On ne se souvient pas avoir vu un accusé de meurtre réclamer d'être reconnu sain d'esprit et exécuté en cas de déclaration de culpabilité. C'est pourtant ce que demande Anders Behring Breivik, l'auteur avoué du massacre d'Oslo et de l'île d'Utoya, en juillet 2011. Mais un de ses souhaits ne pourra être exaucé: la Norvège a depuis longtemps aboli la peine de mort...

Breivik subit actuellement son procès, suivi avec intérêt partout dans le monde.

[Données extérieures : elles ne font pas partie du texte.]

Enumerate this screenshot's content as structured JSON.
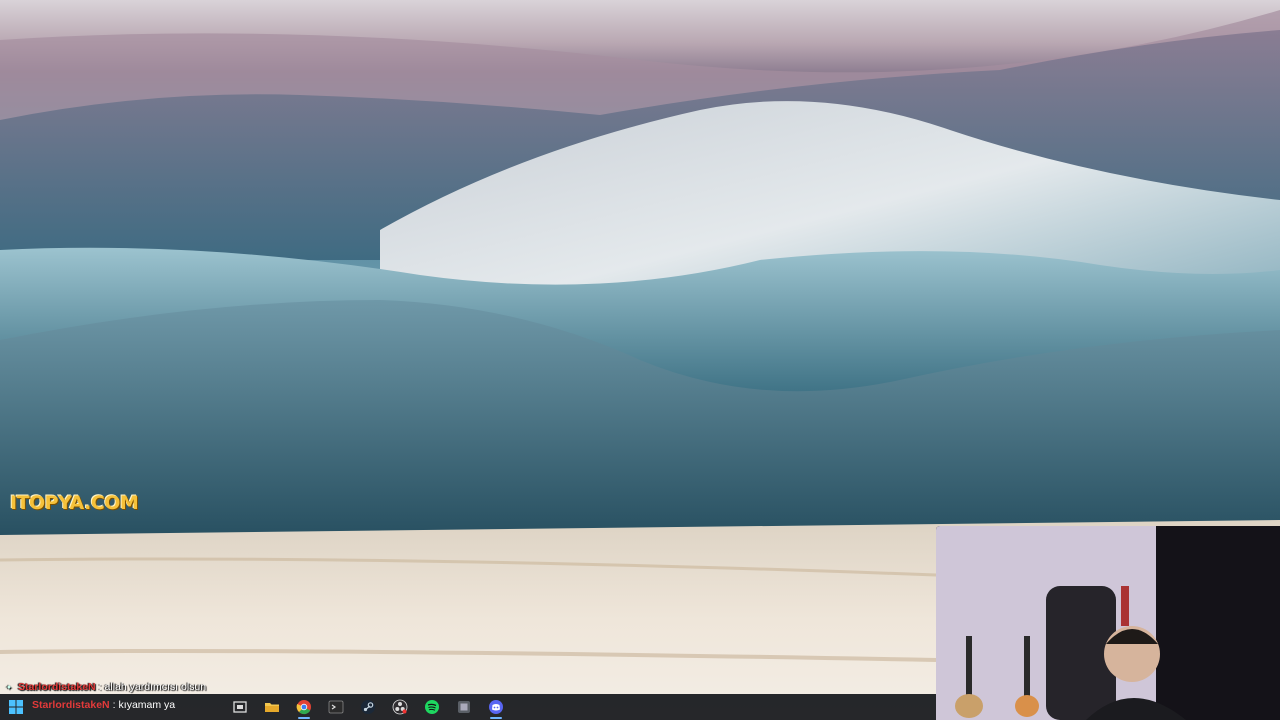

L'homme est en effet l'auteur de la seule tuerie contemporaine perpétrée au nom d'une idéologie d'extrême droite chrétienne, blanche, explicitement islamophobe. Lors des premières audiences, il a utilisé en guise de salutation un geste très proche du salut hitlérien. Ce système de pensée l'a conduit à abattre 77 Norvégiens - «de souche», pour ainsi dire. Il s'en est expliqué dans un manifeste mis en ligne à l'époque.

Or, que l'accusé le veuille ou non, sa santé mentale constitue l'enjeu du procès. Auparavant, deux rapports psychiatriques ont été déposés. Contradictoires, bien sûr.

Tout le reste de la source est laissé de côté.